Songs from the Motherland

According to J. H. Kwabena Nketia, former Ghanaian ethnomusicologist and composer who became the world’s leading scholar on African musical traditions, “Music in traditional African societies provides recreation, aesthetic enjoyment, and an avenue for communicating shared values, knowledge, and experiences.”

In the 1989 book, Sounding Forms: African Musical Instruments, Nketia wrote, “Music-making is part of celebrations of the life cycle, special ceremonies, rituals and festivals. Musical instruments played on such occasions are valued for the impact of their sounds, for their aesthetic interest, and as objects having personal and group sentiments, tradition, and history.”

This virtual exhibition presents a cross-section of musical instruments intended to be viewed and understood as both tools to create sounds as well as cultural objects in their own right.

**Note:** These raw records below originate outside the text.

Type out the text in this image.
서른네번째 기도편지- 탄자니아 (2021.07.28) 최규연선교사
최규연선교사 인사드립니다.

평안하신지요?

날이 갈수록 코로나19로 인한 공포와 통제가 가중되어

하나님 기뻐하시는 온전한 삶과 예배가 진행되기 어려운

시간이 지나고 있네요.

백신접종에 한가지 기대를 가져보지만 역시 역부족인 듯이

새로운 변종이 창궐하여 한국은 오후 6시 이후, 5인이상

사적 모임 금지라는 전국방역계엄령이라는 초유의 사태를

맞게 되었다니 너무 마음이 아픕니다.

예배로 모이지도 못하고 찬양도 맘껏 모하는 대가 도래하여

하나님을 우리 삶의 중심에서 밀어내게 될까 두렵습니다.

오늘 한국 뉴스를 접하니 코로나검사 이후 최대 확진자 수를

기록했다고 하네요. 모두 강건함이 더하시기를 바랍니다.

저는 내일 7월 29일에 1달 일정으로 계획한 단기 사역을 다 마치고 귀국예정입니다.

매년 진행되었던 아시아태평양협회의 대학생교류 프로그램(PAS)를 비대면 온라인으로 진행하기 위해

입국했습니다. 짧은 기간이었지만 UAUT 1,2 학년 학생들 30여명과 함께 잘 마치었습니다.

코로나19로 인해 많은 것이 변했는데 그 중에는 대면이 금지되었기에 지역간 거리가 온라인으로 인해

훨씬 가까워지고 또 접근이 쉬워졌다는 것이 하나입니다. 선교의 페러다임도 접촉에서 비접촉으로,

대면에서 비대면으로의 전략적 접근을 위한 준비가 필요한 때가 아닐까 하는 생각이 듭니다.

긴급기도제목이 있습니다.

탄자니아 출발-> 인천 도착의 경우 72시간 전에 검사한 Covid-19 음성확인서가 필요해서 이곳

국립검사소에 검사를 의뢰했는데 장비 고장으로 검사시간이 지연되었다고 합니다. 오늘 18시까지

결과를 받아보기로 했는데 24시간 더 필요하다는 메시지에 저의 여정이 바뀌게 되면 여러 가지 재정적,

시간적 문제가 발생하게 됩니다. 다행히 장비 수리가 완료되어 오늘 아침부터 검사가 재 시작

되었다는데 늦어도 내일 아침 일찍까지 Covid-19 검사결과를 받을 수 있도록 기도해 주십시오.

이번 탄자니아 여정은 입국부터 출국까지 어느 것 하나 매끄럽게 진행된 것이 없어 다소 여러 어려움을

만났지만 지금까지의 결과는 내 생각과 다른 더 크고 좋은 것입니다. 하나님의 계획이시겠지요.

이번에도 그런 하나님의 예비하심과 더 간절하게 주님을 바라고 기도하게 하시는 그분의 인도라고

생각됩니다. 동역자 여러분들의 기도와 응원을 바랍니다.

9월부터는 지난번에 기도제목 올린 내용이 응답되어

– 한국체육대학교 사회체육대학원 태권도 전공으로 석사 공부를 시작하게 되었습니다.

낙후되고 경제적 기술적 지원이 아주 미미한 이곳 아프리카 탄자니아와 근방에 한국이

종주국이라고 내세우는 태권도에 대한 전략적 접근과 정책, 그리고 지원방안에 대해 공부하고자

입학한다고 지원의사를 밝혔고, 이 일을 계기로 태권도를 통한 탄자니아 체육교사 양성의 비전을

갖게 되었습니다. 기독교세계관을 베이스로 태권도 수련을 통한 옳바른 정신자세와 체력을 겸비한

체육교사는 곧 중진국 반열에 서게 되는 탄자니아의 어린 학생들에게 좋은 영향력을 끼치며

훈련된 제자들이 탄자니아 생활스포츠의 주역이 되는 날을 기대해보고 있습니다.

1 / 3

Included here is a selection of the diverse media, breadth, and range of distinct styles of African musical instruments included in the holdings of the University Gallery’s Mattye Reed African Heritage Collection.

Representing both contemporary and more historical examples, these music-making objects have been purposely created and are utilized to produce diverse sounds, from the shaken idiophone rattles to the vibrating surface of the membranophone drums. The roots of some of these instruments stretch back to ancient beginnings, while others have provided the inspiration and development of such modern, recognizable and well-known instruments including banjos and guitars – ubiquitous around the globe in diverse contemporary societies.

Decoration and adornment plays an important role in the creation of these utilitarian sound-making devices, whether represented through fluid, figural forms carved into wooden bases to embellishment with modern bright and bold painted surfaces.

We hope you will delight in the visual and aesthetic value of these objects and we encourage you to visit the University Galleries in person to view additional musical instruments currently on display from our collections.